I gave a talk on Reiki several years ago and an encounter with a lady in the audience gave me food for thought. During my talk I was explaining the difference between our internal values, and our limiting beliefs. She provided me with a brilliant example.
Here is her story: She is a Singaporean but spent much of her life abroad. When she came back several years ago, she experienced a big culture shock. She decided that the only way to really live happily was to try to ‘fit in’, when in Rome….. Her examples were mainly to do with courtesy, she seemed to feel that people here are not very courteous – they don’t acknowledge you, say thank you, say sorry when they bump into you etc. This perplexed her, but her reaction was to follow the crowd. So now she also does not acknowledge, does not say sorry, does not give thanks. What was interesting about her story is that while she was telling it, she was obviously not very happy about who she had become. In order to become what she viewed as ‘Singaporean behavior’ she had lost sight of who she wanted to be.
As you can imagine, her comments erupted a lot of heated discussion – not least from those who disagreed with her view of Singaporeans! My point here is not whether her belief is right or wrong, but how damaging that belief is to her happiness. If we look at her internal values – she feels that being courteous, kind, giving thanks, and acknowledging people is very important. Yet her limiting beliefs are:
1) Singaporeans are not courteous.
2) People only deserve my acknowledgement if they acknowledge me first.
3) In order to be happy I have to act like other people.
In my eyes, and in yours I’m sure, all these beliefs are limiting because they are all inaccurate! In being true to yourself, you need to decide how you are going to behave in this world – then behave like that, no matter what. We need to figure out our values, what is important to us and then make sure all our beliefs align up with that.
So if we were to review her beliefs, and align them with her values (to be courteous, to acknowledge others, to be kind), we could say:
1) I am courteous.
2) Acknowledging others makes me happy.
3) I am responsible for choosing my own actions.
Notice that values are things that come from deep inside, they are not ‘needs’ from other people. They are ways we want to behave – no matter what others are doing. If you think your value is based on what others think about you, or how others behave around you, then you are mistaken in where you are placing the importance of your reflection. People do what people do, they will not always reflect back what you want to see. Only you know what you are doing; only you reflect an accurate picture of your thoughts and actions – and it hurts when you go against your own values.

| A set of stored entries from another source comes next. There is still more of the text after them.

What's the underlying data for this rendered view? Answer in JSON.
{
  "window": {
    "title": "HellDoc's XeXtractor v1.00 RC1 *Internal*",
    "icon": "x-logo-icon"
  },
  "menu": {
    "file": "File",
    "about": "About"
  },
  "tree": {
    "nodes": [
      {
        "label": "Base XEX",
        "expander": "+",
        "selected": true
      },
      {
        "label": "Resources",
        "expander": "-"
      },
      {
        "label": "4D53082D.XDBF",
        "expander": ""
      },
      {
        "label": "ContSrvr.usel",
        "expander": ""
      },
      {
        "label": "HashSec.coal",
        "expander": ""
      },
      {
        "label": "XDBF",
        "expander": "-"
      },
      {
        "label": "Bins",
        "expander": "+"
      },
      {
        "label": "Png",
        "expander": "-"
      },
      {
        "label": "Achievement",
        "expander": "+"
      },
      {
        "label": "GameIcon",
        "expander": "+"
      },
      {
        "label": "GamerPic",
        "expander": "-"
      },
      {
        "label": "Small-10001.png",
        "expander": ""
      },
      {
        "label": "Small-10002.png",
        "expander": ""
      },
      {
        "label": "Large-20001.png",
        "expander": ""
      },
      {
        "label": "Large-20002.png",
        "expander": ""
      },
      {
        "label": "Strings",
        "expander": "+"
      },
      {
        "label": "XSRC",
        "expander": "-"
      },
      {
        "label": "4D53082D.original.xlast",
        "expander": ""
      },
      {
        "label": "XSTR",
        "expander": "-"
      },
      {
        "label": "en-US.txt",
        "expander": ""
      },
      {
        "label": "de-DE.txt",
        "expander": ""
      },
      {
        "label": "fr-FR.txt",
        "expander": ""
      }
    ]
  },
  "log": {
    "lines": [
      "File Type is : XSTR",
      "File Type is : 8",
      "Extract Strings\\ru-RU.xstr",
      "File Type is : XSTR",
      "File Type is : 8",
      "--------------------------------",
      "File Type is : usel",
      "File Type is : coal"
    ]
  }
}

Being true to yourself requires courage, and it may require feeling a bit ridiculous. I smile at people when they look grouchy – and 9 out of 10 they just glare at me. But the one person who lights up and smiles right back makes all the other grouchy responses worth it. In that moment I see my own value shining right back at me and it reaffirms it is a good one. Even if it was 10 out of 10 who gave my a grouchy look, would I stop smiling just because noone else was? I really hope not, I hope my own desire to smile over-rides any external grumpiness.